Pasta la Vista – If there is a more unamusing Internet subculture than Pastafarianism I would hate to see it. The enterprise is fuelled by an undeserved smugness – the puerility of which is evident in its supporters’ replacement of God from The Creation of Adam with their carbohydrate Christ. The decision of the Southbank University student union to ban its atheist society’s posters bearing the image, though, is one more step in our long march from a being a society to a clutch of tribes united by passive aggression. To accept this would be especially dangerous in a time when it enables Islamist propagandising and intimidation.
These debates are growing ridiculous. In the 1990s one could at least defend a novel from censorship. Nowadays it is cartoons and Internet memes. Can we agree to accept mild irreverence and get on with restoring our cultural discourse to a level above that of the average episode of World Wrestling Entertainment?

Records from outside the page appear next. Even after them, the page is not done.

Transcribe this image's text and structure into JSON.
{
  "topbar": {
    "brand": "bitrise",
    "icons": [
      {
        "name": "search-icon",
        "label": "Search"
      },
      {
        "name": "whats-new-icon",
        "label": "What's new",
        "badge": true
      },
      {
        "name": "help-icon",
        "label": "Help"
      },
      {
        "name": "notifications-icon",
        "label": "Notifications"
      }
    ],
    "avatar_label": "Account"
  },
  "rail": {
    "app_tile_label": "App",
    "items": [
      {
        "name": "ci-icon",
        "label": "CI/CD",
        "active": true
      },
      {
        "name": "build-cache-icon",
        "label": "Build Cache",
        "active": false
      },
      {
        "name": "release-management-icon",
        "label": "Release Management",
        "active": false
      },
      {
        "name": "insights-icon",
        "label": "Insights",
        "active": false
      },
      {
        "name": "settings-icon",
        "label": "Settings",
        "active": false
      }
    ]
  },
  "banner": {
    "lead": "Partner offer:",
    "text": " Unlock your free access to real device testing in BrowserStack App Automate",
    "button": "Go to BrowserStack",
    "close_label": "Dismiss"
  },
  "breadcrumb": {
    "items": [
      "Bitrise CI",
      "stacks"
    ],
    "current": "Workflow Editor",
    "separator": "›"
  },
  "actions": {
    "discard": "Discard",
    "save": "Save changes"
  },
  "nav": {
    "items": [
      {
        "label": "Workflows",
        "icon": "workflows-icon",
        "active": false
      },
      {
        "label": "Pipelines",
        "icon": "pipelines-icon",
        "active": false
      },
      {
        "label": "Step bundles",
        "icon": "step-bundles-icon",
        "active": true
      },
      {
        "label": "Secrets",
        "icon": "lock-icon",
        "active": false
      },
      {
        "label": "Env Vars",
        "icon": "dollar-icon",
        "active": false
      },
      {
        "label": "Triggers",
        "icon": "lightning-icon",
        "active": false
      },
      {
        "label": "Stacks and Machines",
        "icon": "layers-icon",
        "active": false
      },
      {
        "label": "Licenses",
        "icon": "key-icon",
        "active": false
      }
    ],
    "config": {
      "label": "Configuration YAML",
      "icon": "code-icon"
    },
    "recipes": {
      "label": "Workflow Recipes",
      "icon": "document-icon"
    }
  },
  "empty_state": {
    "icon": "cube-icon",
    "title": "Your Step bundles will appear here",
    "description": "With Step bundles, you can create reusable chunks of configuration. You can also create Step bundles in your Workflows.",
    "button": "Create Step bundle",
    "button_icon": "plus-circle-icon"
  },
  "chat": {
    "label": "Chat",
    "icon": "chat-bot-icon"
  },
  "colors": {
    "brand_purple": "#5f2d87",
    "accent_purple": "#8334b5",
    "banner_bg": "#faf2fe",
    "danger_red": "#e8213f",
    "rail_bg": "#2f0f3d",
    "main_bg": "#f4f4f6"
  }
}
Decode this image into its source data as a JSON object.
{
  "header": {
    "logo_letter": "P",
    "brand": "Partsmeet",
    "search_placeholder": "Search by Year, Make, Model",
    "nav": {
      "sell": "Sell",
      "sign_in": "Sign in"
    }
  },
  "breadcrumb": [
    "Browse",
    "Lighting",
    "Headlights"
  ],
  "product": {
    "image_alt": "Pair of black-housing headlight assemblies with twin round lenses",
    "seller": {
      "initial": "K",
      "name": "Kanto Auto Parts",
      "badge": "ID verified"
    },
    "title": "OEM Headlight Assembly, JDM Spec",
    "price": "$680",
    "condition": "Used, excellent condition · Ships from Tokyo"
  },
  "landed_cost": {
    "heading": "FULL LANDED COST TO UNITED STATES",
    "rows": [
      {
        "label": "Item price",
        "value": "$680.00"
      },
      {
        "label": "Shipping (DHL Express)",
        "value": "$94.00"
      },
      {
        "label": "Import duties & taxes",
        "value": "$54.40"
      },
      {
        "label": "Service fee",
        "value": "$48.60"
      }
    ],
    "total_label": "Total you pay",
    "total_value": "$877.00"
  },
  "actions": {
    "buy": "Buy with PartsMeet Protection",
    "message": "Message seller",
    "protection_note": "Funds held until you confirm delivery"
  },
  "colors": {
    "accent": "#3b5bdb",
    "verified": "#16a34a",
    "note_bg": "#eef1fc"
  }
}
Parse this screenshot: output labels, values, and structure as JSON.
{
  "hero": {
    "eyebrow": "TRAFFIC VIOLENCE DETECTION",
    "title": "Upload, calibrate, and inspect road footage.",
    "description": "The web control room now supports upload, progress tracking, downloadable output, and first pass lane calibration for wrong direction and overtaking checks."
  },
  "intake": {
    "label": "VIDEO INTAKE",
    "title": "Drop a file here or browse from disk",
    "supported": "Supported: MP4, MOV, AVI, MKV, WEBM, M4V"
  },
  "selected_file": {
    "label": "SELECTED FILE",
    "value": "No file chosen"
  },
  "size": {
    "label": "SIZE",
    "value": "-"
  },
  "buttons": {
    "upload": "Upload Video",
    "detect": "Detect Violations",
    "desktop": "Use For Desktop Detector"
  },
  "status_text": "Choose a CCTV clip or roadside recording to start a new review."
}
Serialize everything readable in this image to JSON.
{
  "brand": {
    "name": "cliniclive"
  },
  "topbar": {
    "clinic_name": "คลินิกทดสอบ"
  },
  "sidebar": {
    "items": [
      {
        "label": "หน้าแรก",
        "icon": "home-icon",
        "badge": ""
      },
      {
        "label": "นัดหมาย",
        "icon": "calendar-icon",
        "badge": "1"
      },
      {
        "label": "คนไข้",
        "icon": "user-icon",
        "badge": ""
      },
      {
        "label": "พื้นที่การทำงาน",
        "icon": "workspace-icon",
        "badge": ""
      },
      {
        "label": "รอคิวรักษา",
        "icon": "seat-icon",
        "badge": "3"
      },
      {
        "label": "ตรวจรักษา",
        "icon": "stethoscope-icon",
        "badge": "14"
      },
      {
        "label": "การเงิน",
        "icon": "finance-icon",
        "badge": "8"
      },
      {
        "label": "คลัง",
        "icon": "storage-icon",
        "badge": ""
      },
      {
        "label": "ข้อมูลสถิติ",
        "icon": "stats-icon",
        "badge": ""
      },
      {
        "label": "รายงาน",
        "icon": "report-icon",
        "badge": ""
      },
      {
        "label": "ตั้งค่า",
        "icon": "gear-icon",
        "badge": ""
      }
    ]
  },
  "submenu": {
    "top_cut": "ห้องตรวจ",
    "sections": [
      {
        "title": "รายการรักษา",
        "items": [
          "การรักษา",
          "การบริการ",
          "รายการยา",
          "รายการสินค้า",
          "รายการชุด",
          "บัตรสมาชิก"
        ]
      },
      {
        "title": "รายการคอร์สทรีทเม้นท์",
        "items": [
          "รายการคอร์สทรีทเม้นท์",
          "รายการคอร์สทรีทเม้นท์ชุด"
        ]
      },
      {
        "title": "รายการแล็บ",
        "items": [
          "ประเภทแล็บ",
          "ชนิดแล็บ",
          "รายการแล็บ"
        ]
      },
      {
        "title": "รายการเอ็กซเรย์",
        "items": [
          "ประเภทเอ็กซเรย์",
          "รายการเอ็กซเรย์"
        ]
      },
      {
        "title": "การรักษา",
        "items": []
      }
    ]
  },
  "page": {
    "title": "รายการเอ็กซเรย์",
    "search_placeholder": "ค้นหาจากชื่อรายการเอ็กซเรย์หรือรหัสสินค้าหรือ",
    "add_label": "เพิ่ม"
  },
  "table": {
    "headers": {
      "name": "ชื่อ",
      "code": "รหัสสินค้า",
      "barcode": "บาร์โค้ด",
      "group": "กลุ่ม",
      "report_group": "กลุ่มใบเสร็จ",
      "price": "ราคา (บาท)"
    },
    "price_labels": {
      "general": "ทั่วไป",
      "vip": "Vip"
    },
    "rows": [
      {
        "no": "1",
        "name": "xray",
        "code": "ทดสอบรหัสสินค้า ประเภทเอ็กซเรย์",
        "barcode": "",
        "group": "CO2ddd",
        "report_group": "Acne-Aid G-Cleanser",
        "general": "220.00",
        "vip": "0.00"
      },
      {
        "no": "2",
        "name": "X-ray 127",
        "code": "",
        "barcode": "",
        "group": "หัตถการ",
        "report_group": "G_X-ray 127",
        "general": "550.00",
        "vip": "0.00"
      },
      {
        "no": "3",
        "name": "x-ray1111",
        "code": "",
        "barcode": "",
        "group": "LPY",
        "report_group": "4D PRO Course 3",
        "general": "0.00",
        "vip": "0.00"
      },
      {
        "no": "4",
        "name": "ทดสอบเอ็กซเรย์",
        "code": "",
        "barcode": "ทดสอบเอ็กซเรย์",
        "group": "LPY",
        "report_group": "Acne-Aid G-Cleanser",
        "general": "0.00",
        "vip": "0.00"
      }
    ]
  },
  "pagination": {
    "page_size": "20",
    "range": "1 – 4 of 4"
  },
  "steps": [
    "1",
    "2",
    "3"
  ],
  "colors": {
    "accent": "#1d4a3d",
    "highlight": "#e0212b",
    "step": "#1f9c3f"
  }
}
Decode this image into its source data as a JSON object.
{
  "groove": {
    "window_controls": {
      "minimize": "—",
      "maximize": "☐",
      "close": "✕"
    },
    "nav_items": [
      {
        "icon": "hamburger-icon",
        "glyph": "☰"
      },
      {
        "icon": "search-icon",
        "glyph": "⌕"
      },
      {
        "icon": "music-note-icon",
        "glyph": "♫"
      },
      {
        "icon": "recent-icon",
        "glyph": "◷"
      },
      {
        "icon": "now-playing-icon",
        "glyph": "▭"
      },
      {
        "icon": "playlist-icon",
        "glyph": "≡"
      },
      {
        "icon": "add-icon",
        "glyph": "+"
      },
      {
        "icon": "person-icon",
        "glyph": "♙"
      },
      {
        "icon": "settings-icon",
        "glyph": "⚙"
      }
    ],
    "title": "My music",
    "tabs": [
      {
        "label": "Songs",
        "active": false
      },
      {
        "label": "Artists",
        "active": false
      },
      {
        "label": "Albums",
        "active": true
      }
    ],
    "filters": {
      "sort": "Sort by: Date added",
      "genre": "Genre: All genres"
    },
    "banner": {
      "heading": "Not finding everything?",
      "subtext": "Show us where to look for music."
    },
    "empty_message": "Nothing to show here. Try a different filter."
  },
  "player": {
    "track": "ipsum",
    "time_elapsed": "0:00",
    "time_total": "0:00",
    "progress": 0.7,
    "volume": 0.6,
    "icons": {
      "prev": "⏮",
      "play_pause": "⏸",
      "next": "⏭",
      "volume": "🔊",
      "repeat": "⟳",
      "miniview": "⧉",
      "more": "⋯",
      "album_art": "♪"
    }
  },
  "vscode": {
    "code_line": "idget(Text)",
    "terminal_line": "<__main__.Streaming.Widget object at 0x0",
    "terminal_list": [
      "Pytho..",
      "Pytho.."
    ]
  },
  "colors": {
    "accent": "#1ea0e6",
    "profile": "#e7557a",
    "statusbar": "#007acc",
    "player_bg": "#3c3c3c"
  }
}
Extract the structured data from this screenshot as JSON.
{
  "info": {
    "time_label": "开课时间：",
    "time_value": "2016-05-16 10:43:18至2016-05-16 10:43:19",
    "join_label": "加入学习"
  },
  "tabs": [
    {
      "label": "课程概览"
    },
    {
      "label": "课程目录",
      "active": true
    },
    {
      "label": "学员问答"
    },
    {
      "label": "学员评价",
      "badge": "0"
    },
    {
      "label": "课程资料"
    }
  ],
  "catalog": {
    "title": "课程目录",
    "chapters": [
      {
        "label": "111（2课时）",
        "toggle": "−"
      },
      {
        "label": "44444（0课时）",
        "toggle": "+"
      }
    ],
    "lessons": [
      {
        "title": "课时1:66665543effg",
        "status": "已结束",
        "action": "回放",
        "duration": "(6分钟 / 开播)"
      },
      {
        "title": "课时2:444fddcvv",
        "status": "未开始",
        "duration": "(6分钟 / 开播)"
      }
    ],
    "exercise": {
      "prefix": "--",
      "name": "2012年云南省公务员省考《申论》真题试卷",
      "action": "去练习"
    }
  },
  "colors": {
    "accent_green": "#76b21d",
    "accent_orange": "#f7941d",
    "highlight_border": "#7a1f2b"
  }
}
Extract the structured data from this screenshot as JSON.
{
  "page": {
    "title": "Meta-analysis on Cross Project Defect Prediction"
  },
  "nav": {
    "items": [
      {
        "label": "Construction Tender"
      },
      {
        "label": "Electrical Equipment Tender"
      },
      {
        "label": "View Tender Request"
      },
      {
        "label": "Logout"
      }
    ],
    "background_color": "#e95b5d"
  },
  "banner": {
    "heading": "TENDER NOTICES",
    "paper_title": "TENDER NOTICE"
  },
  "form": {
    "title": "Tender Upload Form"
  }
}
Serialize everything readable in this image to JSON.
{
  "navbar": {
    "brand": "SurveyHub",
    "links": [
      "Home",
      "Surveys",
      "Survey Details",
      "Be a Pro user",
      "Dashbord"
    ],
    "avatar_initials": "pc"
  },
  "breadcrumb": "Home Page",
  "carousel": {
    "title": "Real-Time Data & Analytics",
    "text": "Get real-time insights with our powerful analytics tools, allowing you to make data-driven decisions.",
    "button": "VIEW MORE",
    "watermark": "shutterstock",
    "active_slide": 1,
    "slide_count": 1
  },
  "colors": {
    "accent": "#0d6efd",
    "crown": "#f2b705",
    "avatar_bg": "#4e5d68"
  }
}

That Showed Them – Graham Linehan, the co-creator of Father Ted, claims that writers “tend to the left because writers tend to have compassion”. This certainly tells Dostoyevsky, Coleridge, Wordsworth, Kipling, Eliot, Waugh, Frost, Tolkein, Lewis, Belloc, Jünger, Powell, Larkin, Amis, Percy, Ballard, Stoppard, Borges, James and Naipaul.
For Richer, for Poorer – I have criticised the progressivist enthusiasm for the decline of traditional marriage, which ignores the harm that the growth of single parenthood has done to children, as well as the damage that marital instability has done to adults. Marriage is, of course, no ideal institution but I think it is of great value and so, in practice, do progressives. Stable marriages have been found to be most common among the educated middle classes, who, indeed, tend to be less promiscuous and less prone to out-of-wedlock childbearing and abortion than poorer people. One might call growing up in a stable home a privilege.